Xiva is a small town in western Uzbekistan. It has been a World Heritage Site since 1991 with its stunning buildings. The city was founded in the 6th century BC, but the town and its surroundings remained hidden for a long time for European travelers.
Few would think that the “discovery”; of the city was related to a Hungarian. Ármin Vámbéry arrived here in 1863 and explored the city and its surroundings during an expedition to the east. Vámbéry made the first description, which is still used by researchers and scientists working in the area.
The memorial plaque commemorating the expedition and Vámbéry on Xiva’s main square commemorates a Hungarian researcher. Vámbéry was born in 1832 in Szentgyörgy, Hungary, one of the most prominent orientalists and oriental researchers. After graduating from Piarist High School, he continued his studies in Sopron and Bratislava, and by the age of 20 he spoke more than 8 languages. After completing his studies, he first arrived in Istanbul in 1857, where his first work, a German-Turkish dictionary, was published. From 1860 he was a correspondent member of the Hungarian Academy of Sciences, and a year later, with the support of the Academy, set out on his eastern journey to search for traces of Hungarians.

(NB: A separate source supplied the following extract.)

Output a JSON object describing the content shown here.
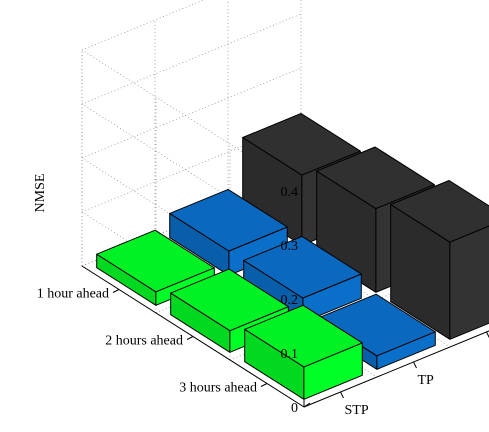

During his trip, he explored several settlements in that is now Uzbekistan that were unknown to Europeans. He returned to Hungary in 1865, where he became a lecturer at the Budapest University, where he established the world's first department of turcology. On his eastern journey, he reached the ruin town of Persepolis, where, to this day, the name of the palace and the inscription: "long live the Hungarians" are on the wall of the palace.